As with all budgets the devil will be in the detail. But, at first glance, Rishi Sunak has managed to present a financial statement that, for the short term at least, offers additional revenue for the public sector, an increase in salaries for public sector workers and the low paid, and offer some relief for those sectors hardest hit during the pandemic, namely hospitality and leisure.
The Chancellor didn’t spell out a strategic vision for UK Plc, but then he probably doesn’t feel the need to. In the modern political world, seven hours, never mind seven days, is a long time.
For traditional low tax, minimal state intervention Tories, the budget will have been heresy. Conversely, for Labour, their charge that the government is only replenishing public sector services that previous Conservative administrations butchered, will not bother Boris Johnson one jot. Indeed, in this regard, THE Prime Minister got his retaliation in first at his recent party conference with a ‘plague on all your houses’ review of all government performance over the past twenty years.
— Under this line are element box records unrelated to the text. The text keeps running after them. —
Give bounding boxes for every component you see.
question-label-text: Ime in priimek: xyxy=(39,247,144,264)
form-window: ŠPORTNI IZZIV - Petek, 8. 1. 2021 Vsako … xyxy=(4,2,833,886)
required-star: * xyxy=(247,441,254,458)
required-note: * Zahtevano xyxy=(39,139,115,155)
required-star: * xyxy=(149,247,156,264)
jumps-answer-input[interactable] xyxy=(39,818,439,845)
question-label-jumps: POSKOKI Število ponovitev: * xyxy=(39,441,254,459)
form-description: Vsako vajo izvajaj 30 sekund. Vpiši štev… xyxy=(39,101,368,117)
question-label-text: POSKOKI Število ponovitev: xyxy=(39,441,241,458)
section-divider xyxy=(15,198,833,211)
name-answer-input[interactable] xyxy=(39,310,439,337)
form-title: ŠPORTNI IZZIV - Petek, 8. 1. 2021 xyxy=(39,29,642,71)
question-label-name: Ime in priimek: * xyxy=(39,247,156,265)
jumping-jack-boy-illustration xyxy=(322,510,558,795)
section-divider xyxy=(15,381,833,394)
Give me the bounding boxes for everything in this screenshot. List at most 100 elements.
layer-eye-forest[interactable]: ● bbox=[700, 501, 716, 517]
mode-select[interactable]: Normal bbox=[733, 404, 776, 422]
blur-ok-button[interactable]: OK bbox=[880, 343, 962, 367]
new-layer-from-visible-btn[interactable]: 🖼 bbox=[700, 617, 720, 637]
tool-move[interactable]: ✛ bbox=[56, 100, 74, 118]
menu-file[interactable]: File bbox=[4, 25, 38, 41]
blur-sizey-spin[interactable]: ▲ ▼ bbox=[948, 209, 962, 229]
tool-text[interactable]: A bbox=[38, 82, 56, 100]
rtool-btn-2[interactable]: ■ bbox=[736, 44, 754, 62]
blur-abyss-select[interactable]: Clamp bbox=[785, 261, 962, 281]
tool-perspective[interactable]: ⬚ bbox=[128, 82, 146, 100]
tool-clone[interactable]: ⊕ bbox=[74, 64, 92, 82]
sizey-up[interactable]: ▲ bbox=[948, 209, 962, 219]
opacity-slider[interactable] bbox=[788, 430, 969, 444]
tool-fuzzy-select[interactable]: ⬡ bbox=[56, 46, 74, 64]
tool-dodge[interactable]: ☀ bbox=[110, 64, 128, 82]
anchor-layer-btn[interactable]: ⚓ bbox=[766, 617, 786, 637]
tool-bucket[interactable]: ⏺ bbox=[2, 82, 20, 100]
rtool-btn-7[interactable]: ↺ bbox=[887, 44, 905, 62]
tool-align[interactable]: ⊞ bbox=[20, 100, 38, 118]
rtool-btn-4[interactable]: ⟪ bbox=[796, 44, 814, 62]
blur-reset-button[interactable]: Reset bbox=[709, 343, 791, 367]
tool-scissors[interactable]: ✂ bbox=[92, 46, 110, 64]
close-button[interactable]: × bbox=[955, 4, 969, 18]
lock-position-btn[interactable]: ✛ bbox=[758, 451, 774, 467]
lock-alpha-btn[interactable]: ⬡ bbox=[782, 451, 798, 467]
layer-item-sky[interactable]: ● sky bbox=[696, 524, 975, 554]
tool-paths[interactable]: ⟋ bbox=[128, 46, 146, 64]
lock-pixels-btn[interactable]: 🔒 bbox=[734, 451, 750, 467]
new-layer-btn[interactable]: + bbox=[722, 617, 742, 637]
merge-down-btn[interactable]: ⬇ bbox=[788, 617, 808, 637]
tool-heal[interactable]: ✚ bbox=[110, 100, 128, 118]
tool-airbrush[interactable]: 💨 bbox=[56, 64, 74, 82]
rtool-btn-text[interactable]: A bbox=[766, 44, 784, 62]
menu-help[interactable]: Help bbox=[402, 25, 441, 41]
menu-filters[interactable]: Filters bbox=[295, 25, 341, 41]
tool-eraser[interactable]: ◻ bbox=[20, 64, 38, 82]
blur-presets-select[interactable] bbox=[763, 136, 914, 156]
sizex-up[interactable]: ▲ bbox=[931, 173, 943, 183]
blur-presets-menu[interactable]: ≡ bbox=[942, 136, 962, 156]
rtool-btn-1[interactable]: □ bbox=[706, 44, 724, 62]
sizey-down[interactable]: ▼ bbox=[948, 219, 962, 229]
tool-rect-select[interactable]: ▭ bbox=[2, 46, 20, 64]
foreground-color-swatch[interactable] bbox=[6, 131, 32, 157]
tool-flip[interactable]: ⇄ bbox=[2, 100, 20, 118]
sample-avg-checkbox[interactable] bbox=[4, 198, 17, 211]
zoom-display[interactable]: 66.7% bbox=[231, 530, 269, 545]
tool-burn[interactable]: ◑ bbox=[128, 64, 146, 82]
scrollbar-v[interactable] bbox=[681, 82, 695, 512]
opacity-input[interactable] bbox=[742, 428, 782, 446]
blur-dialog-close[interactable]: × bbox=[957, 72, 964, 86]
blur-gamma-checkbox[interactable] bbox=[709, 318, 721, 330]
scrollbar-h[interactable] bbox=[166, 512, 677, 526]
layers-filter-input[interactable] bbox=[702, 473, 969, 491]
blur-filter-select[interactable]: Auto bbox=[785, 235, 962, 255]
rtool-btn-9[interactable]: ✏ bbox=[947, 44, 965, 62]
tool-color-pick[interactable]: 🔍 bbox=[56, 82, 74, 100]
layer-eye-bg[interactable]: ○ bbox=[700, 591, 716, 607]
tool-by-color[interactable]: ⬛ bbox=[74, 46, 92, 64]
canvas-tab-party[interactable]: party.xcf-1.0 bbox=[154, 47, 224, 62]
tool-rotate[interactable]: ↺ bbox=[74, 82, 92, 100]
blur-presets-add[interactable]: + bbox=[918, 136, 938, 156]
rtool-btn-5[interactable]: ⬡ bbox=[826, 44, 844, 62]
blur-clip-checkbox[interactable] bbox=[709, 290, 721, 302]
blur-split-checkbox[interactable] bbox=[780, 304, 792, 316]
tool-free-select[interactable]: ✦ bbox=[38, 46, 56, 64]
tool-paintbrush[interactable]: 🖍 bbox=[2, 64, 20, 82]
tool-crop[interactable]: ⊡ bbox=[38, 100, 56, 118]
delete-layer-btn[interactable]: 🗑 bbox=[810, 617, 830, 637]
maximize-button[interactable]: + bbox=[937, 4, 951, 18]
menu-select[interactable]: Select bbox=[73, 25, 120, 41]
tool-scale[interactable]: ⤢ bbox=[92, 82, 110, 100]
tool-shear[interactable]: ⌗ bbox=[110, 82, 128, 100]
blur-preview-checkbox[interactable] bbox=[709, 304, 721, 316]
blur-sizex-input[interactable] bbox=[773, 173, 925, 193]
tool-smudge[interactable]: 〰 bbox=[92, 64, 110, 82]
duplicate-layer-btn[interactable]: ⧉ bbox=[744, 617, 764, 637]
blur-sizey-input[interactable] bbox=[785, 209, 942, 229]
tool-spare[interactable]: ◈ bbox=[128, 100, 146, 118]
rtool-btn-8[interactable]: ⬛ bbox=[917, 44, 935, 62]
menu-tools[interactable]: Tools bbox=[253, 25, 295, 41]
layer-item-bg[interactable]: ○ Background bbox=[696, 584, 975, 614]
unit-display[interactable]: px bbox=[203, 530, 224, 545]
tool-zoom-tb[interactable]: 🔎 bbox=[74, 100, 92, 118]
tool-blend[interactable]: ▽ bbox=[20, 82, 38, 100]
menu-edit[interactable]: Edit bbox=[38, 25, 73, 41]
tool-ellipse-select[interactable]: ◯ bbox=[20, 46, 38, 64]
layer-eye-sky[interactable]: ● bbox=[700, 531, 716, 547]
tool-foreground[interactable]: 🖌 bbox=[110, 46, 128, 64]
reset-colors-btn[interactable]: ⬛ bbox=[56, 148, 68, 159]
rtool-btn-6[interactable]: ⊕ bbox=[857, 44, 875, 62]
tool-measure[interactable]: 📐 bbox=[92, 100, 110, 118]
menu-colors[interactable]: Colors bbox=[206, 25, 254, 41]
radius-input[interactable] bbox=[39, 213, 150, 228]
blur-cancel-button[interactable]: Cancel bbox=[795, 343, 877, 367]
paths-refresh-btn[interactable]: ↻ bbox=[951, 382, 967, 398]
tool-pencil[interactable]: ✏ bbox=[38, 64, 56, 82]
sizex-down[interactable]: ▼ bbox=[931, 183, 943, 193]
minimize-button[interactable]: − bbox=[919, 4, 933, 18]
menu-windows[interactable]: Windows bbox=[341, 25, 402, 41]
A levelling up fund, a significant investment into northern transport infrastructure via mayors and Combined Authorities, additional cash for skills and training, and business rate relief will provide the Chancellor a positive set of headlines in the days to come.
Is this positivity sustainable or not? That will very much depend on whether the economy performs as Sunak hopes or as some economists’ fear. Continued hikes in inflation, taxes, and weak, if any, growth will leave Sunak’s optimism looking more hubristic than fantastic.
Of course, if an early General Election is called, then the country’s economic performance in the medium-term may not matter as far as the government’s electoral fortunes are concerned. So, don’t rule out a 2022 or early 2023 poll.